The shoemaking craft has long traditions in Aurland, and the history of the legendary Aurland shoe stretches back in time.
The shoemaking tradition itself in idyllic Aurland has roots that stretch back to the 1880s. Where it is claimed that the British Salmon Order who came to Aurland to fish at the time needed help to get their shoes repaired, and for that reason has been an important reason for the flourishing of the shoemaking profession in Aurland. One of the Lakselords - Lord Buxton - is said to have come to the shoemakers in Aurland, and asked for a shoe that was both comfortable to wear, but also elegant enough to wear in the hotel he was staying in. We have therefore chosen to call our updated model after him, namely "Buxton".


The moccasin - inspired by the Indians

The originator behind the legendary Aurland shoe was Nils Tveranger, who in the early twenties went to the United States and trained as a shoemaker. It is claimed that he found inspiration from the Indian moccasins of the Iroquois people, while at the same time he was inspired by the Teses shoes of the "indigenous people of Norway". These two sources of inspiration were probably used when Tveranger established himself as a shoemaker in Aurland, and developed the Aurland shoe, which at the time had lacing and eyelets, and went by the name "National Shoe".

Nils Tveranger – the first Aurland shoe

Although the 1930s were characterized by economic downturns, there was optimism in Aurland. Nils Tveranger developed the Aurland moccasin, which had similar features to the Norwegian Tese shoe, and which was later named the Aurland shoe.

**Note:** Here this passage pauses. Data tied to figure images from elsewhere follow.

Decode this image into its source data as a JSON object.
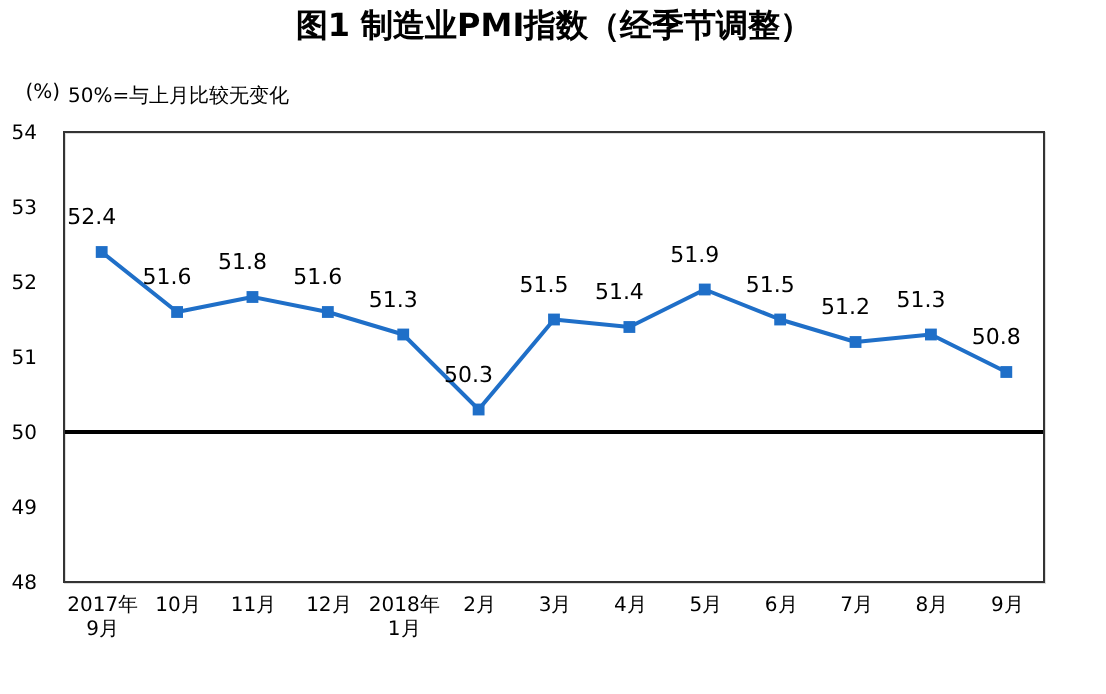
{
  "chart_data": {
    "type": "line",
    "title": "图1 制造业PMI指数（经季节调整）",
    "ylabel": "(%)",
    "annotations": [
      "50%=与上月比较无变化"
    ],
    "categories": [
      "2017年\n9月",
      "10月",
      "11月",
      "12月",
      "2018年\n1月",
      "2月",
      "3月",
      "4月",
      "5月",
      "6月",
      "7月",
      "8月",
      "9月"
    ],
    "series": [
      {
        "color": "#1f6fc8",
        "values": [
          52.4,
          51.6,
          51.8,
          51.6,
          51.3,
          50.3,
          51.5,
          51.4,
          51.9,
          51.5,
          51.2,
          51.3,
          50.8
        ]
      }
    ],
    "ylim": [
      48,
      54
    ],
    "yticks": [
      48,
      49,
      50,
      51,
      52,
      53,
      54
    ],
    "ref_lines": [
      {
        "axis": "y",
        "value": 50,
        "color": "#000000"
      }
    ],
    "grid": false,
    "marker": "square",
    "line_style": "solid",
    "data_labels": true
  }
}
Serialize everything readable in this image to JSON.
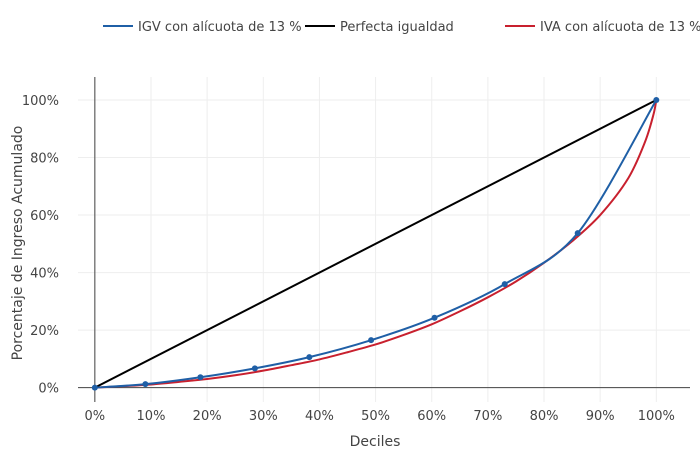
{
  "chart_data": {
    "type": "line",
    "xlabel": "Deciles",
    "ylabel": "Porcentaje de Ingreso Acumulado",
    "xlim": [
      -3,
      106
    ],
    "ylim": [
      -5,
      108
    ],
    "x_ticks": [
      0,
      10,
      20,
      30,
      40,
      50,
      60,
      70,
      80,
      90,
      100
    ],
    "x_tick_labels": [
      "0%",
      "10%",
      "20%",
      "30%",
      "40%",
      "50%",
      "60%",
      "70%",
      "80%",
      "90%",
      "100%"
    ],
    "y_ticks": [
      0,
      20,
      40,
      60,
      80,
      100
    ],
    "y_tick_labels": [
      "0%",
      "20%",
      "40%",
      "60%",
      "80%",
      "100%"
    ],
    "grid": true,
    "legend_position": "top",
    "series": [
      {
        "name": "IGV con alícuota de 13 %",
        "color": "#1f5fa6",
        "markers": true,
        "points": [
          [
            0,
            0
          ],
          [
            9,
            1.2
          ],
          [
            18.8,
            3.6
          ],
          [
            28.5,
            6.7
          ],
          [
            38.2,
            10.6
          ],
          [
            49.2,
            16.5
          ],
          [
            60.5,
            24.3
          ],
          [
            73,
            36
          ],
          [
            86,
            53.7
          ],
          [
            100,
            100
          ]
        ]
      },
      {
        "name": "Perfecta igualdad",
        "color": "#000000",
        "markers": false,
        "points": [
          [
            0,
            0
          ],
          [
            100,
            100
          ]
        ]
      },
      {
        "name": "IVA con alícuota de 13 %",
        "color": "#c8202e",
        "markers": false,
        "points": [
          [
            0,
            0
          ],
          [
            5,
            0.5
          ],
          [
            10,
            1.1
          ],
          [
            15,
            2
          ],
          [
            20,
            3
          ],
          [
            25,
            4.3
          ],
          [
            30,
            5.9
          ],
          [
            35,
            7.8
          ],
          [
            40,
            9.8
          ],
          [
            45,
            12.3
          ],
          [
            50,
            15
          ],
          [
            55,
            18.3
          ],
          [
            60,
            22
          ],
          [
            65,
            26.5
          ],
          [
            70,
            31.4
          ],
          [
            75,
            36.9
          ],
          [
            80,
            43.4
          ],
          [
            85,
            50.9
          ],
          [
            90,
            60
          ],
          [
            95,
            72.8
          ],
          [
            98,
            85.5
          ],
          [
            99.5,
            95
          ],
          [
            100,
            100
          ]
        ]
      }
    ]
  }
}
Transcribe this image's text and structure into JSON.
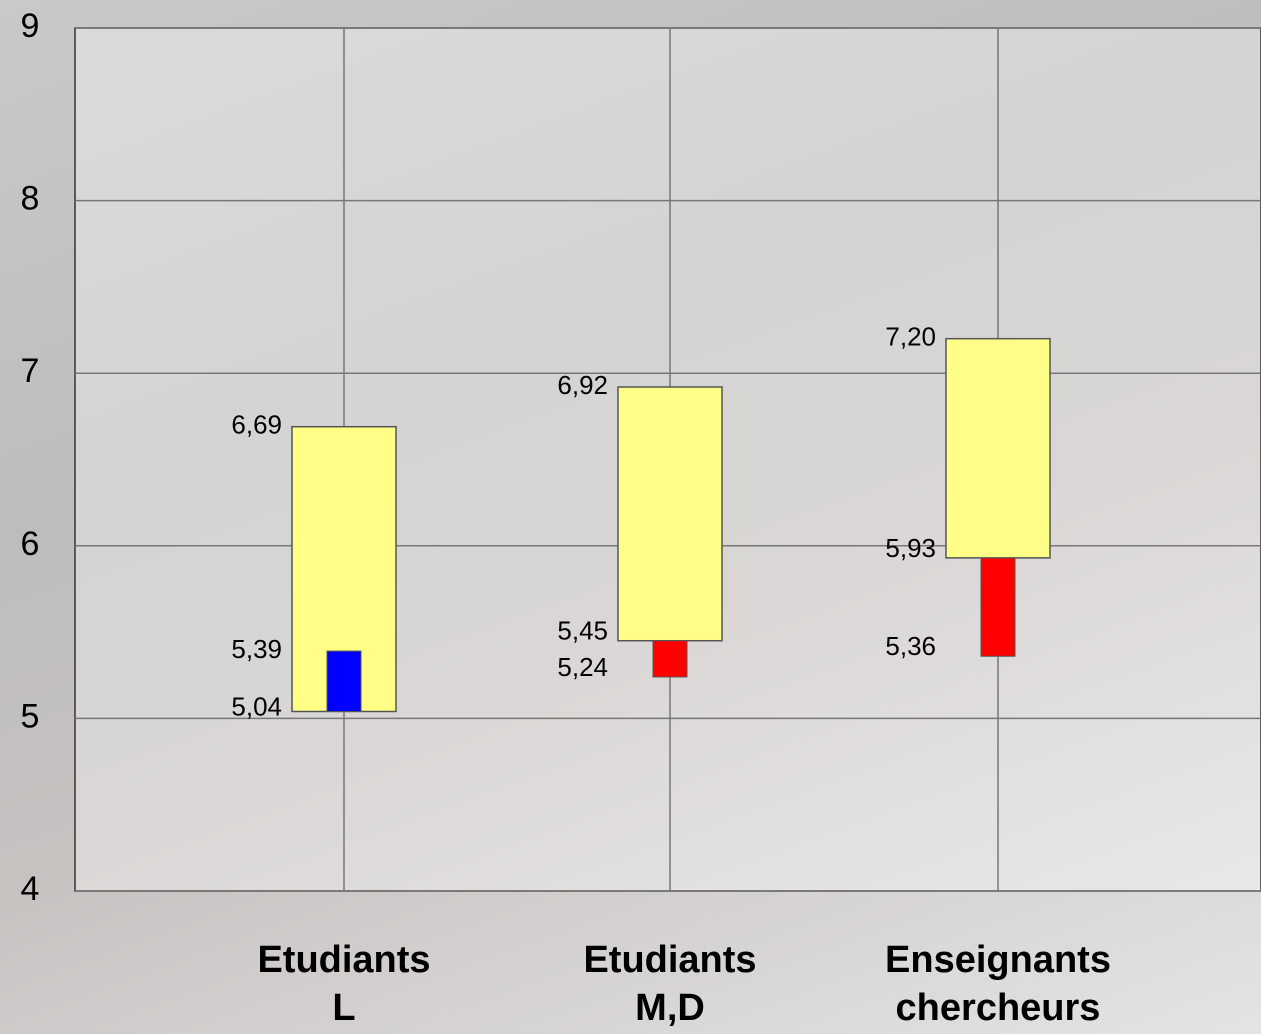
{
  "chart_data": {
    "type": "range_bar",
    "categories": [
      "Etudiants\nL",
      "Etudiants\nM,D",
      "Enseignants\nchercheurs"
    ],
    "series": [
      {
        "color": "#ffff88",
        "values": [
          [
            5.04,
            6.69
          ],
          [
            5.45,
            6.92
          ],
          [
            5.93,
            7.2
          ]
        ],
        "value_labels": [
          [
            "5,04",
            "6,69"
          ],
          [
            "5,45",
            "6,92"
          ],
          [
            "5,93",
            "7,20"
          ]
        ]
      },
      {
        "colors": [
          "#0000ff",
          "#ff0000",
          "#ff0000"
        ],
        "values": [
          5.39,
          5.24,
          5.36
        ],
        "value_labels": [
          "5,39",
          "5,24",
          "5,36"
        ]
      }
    ],
    "ylim": [
      4,
      9
    ],
    "yticks": [
      4,
      5,
      6,
      7,
      8,
      9
    ],
    "grid": true
  }
}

It became highly sought after in the decades after World War II, and was exported to Great Britain, Canada and the USA, while also becoming very popular in Svalbard

Hard times and decline
Towards the end of the 1960s, times became tougher for the shoe industry in Norway. Increased competition led to the closure of shoe factories all over the country, which also affected shoe production in Aurland. From a time with as many as 19 shoe factories and 100 employees, in a short time there were few factories left. One who tried to continue the tradition was Ansgar Wangen, together with his wife Eldbjørg and son Svein Odar. Since 1989, Aurland skofabrikk has been the sole manufacturer of the Aurland shoe.

Aurlandskoen today
Today, it is a trend to take care of heritage and traditions, which also applies to the tradition-rich Aurlandskoen. Aurland shoe factory collaborates with well-known Norwegian designers and fashion houses to develop new collections, which will carry on our heritage. The small factory deep in the Sognefjord today produces more than just shoes, such as bags and other additional products.

The Aurland shoe, which was the original "penny loafer", is popular among the population and is an important part of our cultural heritage.